Isso nos leva ao segundo item da ementa citada por Moraes. Um magistrado que ordena a exclusão de perfis – uma das condições impostas pelo ministro para que o X pudesse voltar a funcionar no Brasil – certamente não está a “respeitar o ordenamento jurídico nacional”, visto que tal ordenamento proíbe este tipo de censura e já oferece os meios para combater o uso ilícito das mídias sociais; ou seja, nem sequer há algum tipo de omissão que justificasse a adoção de medidas cautelares tiradas da cartola por um juiz. Tampouco age em respeito ao ordenamento jurídico nacional quem viola princípios básicos como o do juiz natural, por exemplo quando certos inquéritos se transformam em “juízo universal” no qual se lança absolutamente tudo que seja da vontade de seu relator. Também não condiz com o ordenamento jurídico nacional a instituição de “crimes de opinião” e “crimes de cogitação”, embora tenha sido isso o que aconteceu a um grupo de empresários, investigado por conversas privadas a respeito de ideias que jamais nem se tentou concretizar; ou a instituição de “obrigações de não fazer” que não estejam explicitamente previstas na lei, embora tenha sido isso o que aconteceu quando Moraes, além de bloquear o X, proibiu todos os brasileiros de usar VPNs para acessar a rede social, sob pena de multa.

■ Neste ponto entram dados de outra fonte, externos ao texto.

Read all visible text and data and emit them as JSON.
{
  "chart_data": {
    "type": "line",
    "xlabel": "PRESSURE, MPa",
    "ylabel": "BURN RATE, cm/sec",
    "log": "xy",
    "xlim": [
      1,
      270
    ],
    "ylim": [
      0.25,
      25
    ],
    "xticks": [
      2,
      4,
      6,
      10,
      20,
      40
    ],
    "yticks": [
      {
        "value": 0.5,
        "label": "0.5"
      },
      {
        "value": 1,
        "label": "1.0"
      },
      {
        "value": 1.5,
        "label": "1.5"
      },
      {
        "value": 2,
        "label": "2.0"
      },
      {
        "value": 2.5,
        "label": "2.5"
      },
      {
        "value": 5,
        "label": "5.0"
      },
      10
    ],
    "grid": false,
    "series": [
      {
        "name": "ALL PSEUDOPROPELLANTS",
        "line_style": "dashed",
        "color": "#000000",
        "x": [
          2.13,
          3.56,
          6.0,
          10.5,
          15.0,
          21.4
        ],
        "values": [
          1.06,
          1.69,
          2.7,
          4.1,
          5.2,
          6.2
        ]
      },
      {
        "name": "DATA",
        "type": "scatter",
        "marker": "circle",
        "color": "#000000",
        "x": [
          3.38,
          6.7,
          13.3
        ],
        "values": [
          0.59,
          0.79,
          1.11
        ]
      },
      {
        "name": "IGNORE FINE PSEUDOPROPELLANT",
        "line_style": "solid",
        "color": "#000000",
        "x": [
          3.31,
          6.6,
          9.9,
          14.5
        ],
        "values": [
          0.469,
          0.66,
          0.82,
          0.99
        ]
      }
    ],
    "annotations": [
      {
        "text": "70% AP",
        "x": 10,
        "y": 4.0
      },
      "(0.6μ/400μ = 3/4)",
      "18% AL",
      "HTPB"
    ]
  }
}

Ainda que mantenha a autoridade legal para ordenar que os demais cumpram as leis do país e as decisões judiciais, um magistrado que ignora essas mesmas leis perde a autoridade moral, tornando-se alguém que não faz o que exige dos outros. Quando este magistrado está em posição tal que suas atitudes não encontram freio ou contrapeso algum, a democracia se vê golpeada de morte, pois o império da lei deixa de vigorar quando o poder é exercido por meio de ordens contra legem, não apenas inconstitucionais ou ilegais, mas também injustas. O episódio envolvendo o X é apenas mais um a demonstrar que é neste estágio que nos encontramos atualmente.